En 2008, Plies battait le fer tant qu'il était chaud. Suite au succès de The Real Testament, il sortait deux autres albums la même année, à commencer par Definition of Real. Et sur ce dernier, le rappeur de Fort Myers semblait mettre toutes les chances de son côté. Comme avec "Shawty", le single qui l'avait révélé, il nous mettait un coup d'Auto-Tune sur l'efficace "Watch Dis". Il forçait un peu plus sur les morceaux R&B formatés pour la radio, parmi lesquels le single qui deviendrait son plus grand tube, "Bust In Baby (Part. 2)", avec le chanteur Ne-Yo. Et il exposait ses rêves de succès sur le morceau final, un "#1 Fan" adressé à une fan fantasmée. Le Floridien parviendrait d'ailleurs à ses fins, cet album étant à ce jour celui qui s'est le plus vendu.

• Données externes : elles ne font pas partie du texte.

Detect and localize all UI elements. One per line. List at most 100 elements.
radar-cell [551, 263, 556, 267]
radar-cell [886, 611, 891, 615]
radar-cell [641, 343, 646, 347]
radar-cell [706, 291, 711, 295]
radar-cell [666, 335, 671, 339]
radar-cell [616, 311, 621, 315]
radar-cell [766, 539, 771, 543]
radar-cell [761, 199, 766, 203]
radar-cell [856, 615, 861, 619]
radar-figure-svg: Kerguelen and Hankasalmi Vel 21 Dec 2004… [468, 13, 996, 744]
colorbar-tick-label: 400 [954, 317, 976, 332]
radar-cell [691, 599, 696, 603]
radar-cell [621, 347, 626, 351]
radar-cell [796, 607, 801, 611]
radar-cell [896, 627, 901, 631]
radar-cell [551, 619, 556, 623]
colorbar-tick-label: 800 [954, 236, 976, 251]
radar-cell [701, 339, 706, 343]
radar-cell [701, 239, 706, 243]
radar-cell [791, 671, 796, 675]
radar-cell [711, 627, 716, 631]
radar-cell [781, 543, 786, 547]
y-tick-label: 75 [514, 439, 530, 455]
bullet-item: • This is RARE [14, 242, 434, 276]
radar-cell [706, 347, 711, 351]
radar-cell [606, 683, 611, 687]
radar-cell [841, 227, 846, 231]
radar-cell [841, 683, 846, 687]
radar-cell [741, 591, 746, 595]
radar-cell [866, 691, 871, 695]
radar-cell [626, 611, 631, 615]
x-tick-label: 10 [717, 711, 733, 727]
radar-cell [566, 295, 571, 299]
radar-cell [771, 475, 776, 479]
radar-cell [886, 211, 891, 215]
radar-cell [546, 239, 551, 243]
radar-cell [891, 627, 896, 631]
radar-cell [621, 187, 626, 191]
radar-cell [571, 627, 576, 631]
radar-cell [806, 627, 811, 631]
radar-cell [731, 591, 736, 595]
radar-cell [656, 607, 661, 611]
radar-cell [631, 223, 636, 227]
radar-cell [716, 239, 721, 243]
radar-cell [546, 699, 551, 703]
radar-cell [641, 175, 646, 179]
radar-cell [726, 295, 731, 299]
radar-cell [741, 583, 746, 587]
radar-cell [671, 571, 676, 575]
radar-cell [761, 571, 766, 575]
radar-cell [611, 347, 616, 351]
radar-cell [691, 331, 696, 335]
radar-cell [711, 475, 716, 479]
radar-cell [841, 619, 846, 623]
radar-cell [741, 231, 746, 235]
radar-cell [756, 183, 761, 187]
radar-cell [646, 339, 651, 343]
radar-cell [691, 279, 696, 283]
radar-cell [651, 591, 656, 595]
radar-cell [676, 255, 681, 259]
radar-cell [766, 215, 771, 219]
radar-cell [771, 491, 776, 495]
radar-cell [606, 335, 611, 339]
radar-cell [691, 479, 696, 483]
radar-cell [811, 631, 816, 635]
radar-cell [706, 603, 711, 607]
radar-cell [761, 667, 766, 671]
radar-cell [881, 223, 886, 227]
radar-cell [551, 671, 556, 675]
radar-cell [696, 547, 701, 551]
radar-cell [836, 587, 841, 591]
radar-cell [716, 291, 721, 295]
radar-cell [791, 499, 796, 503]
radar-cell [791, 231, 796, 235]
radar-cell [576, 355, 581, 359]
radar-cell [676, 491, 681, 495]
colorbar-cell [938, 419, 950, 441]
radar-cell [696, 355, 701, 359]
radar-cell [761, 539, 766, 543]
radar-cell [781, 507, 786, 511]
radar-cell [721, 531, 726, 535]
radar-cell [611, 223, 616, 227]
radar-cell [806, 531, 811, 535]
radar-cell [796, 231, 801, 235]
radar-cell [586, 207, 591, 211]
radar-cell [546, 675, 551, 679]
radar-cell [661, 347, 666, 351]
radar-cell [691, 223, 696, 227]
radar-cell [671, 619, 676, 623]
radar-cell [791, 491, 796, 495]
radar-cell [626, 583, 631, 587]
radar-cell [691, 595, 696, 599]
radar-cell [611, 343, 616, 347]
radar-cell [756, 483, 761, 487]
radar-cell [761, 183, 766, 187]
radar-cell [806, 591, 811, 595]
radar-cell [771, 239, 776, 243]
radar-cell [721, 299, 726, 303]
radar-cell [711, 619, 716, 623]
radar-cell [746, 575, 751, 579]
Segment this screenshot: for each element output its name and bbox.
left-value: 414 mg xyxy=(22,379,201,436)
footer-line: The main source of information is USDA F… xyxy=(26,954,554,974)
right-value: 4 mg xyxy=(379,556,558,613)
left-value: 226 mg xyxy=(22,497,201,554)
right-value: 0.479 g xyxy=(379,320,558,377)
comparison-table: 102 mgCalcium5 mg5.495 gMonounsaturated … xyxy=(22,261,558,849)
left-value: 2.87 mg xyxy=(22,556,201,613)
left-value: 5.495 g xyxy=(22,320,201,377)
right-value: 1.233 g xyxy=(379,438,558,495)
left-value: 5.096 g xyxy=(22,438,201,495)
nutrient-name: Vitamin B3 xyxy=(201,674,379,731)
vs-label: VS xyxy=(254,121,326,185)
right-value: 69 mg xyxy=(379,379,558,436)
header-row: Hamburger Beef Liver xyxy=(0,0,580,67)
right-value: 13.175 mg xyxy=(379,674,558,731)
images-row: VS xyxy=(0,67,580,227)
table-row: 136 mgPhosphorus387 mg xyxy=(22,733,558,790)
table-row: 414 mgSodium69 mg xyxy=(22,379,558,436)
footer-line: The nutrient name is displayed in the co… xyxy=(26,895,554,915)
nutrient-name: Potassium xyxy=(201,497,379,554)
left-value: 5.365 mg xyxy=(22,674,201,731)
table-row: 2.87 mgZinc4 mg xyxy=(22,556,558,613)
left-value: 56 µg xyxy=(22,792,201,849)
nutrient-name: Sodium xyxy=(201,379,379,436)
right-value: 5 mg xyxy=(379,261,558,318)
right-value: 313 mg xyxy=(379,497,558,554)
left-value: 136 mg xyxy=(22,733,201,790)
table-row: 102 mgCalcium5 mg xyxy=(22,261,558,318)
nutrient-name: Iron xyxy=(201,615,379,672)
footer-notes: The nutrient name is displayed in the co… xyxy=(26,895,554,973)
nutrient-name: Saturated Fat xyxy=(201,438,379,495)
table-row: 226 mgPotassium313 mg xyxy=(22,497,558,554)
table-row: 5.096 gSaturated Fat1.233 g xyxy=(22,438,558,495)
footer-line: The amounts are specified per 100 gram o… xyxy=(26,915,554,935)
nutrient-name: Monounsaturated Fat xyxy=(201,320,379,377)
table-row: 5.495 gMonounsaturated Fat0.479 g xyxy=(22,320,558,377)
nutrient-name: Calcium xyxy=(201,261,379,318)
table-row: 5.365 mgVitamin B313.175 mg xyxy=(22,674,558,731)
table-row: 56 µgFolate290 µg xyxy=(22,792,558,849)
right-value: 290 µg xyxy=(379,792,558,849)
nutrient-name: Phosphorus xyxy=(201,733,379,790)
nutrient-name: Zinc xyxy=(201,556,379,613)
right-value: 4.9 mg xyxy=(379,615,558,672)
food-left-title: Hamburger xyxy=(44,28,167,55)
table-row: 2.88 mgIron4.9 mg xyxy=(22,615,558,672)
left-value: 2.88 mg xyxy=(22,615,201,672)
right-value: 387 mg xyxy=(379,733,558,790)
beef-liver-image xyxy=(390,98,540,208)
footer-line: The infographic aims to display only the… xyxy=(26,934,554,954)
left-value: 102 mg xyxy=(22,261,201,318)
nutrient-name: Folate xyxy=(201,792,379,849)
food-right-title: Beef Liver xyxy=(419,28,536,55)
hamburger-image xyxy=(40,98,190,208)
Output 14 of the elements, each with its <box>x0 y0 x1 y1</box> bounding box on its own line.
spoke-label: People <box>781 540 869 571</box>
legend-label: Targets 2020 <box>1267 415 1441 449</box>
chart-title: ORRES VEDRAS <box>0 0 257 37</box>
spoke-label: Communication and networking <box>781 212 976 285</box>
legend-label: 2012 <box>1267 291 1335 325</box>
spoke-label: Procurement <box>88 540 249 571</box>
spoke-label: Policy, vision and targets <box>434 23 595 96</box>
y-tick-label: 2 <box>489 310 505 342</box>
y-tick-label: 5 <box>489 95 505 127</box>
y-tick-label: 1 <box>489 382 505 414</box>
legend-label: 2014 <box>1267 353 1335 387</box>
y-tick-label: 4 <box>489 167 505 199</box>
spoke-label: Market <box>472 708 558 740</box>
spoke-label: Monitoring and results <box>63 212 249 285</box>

PLIES - Definition of Real

Plies, aussi, s'y faisait introspectif. Il se lamentait sur les malheurs des autres sur "Somebody Loves You", un titre au pathos accentué par un sample déchirant de Patti LaBelle. Tirant très ostensiblement sur la corde sensible, il pleurait un ami mort sur le réussi "1 Day", compatissant pour la mère et le fils qu'il laissait derrière lui. Et bien entendu, "Bust In Baby (Part. 2)" était une chanson d'amour, de même, dans un registre plus physique, que "Please Excuse My Hands". Cependant, Plies le voyou n'était jamais loin. Et avec lui, l'amour n'était pas toujours une affaire romantique. Sur "Feel Like Fuckin'" il ne perdait pas le sens des priorités : "d'abord le fric, après les chattes, et puis la bouffe". Tout cela n'était donc pas encore du rap pour les jeunes filles. Comme il le disait sur "Bust In Baby (Part. 2)", c'est d'abord à la rue que Plies était marié.

La priorité de Plies, c'était toujours de vanter son pédigrée de criminel. Et il n'y allait pas de main morte. Dès le premier titre, "I'm da Man", sur une production canon de Drumma Boy (et avec les doux refrains en trompe-l'œil de Trey Songz), le Floridien se posait en brute épaisse. Allant au bout de son personnage, il racontait sur "Ol Lady" comment se venger d'un débiteur, en lui piquant sa femme et lui faisant subir les pires outrages. Sur "Bushes", lui et ses hommes de main organisaient une embuscade pour trouer la peau d'un ennemi. Tous les expédients étaient bons, pourvu d'atteindre les rêves de richesse exposés sur "Rich Folk". Il cognait tant, s'offusquait une fois encore la portion rétrograde de la critique, qu'il en oubliait de bien rapper.

Avec ce rappeur-là, en effet, pas de rimes complexes, pas de subtilités d'écriture. Mais il serait faux, à l'instar de détracteurs qui peinaient à comprendre le nouveau paradigme du rap, de n'y trouver aucun style, ni aucune éloquence. Car quand Plies prétendait sortir du caniveau, sa manière de rapper décuplait le propos. De sa voix abîmée, avec sa texture râpeuse, avec ces mots énoncés de manière trainante, comme s'ils bataillaient pour sortir de sa gorge, le rappeur donnait du corps à sa musique. Malgré tout le grotesque de son personnage (ou plutôt grâce à lui), il en imposait quand il se faisait triomphateur et arrogant sur des titres tels que "Who Hotter Than Me", et quand il sortait la grosse artillerie sur "Shit Bag". C'est ce Plies-là, grossier et vindicatif, qu'on avait aimé sur The Real Testament, et que, en dépit de passages patchouli pas tous réussis, on se plaisait à retrouver une fois encore sur l'essentiel de Definition of Real.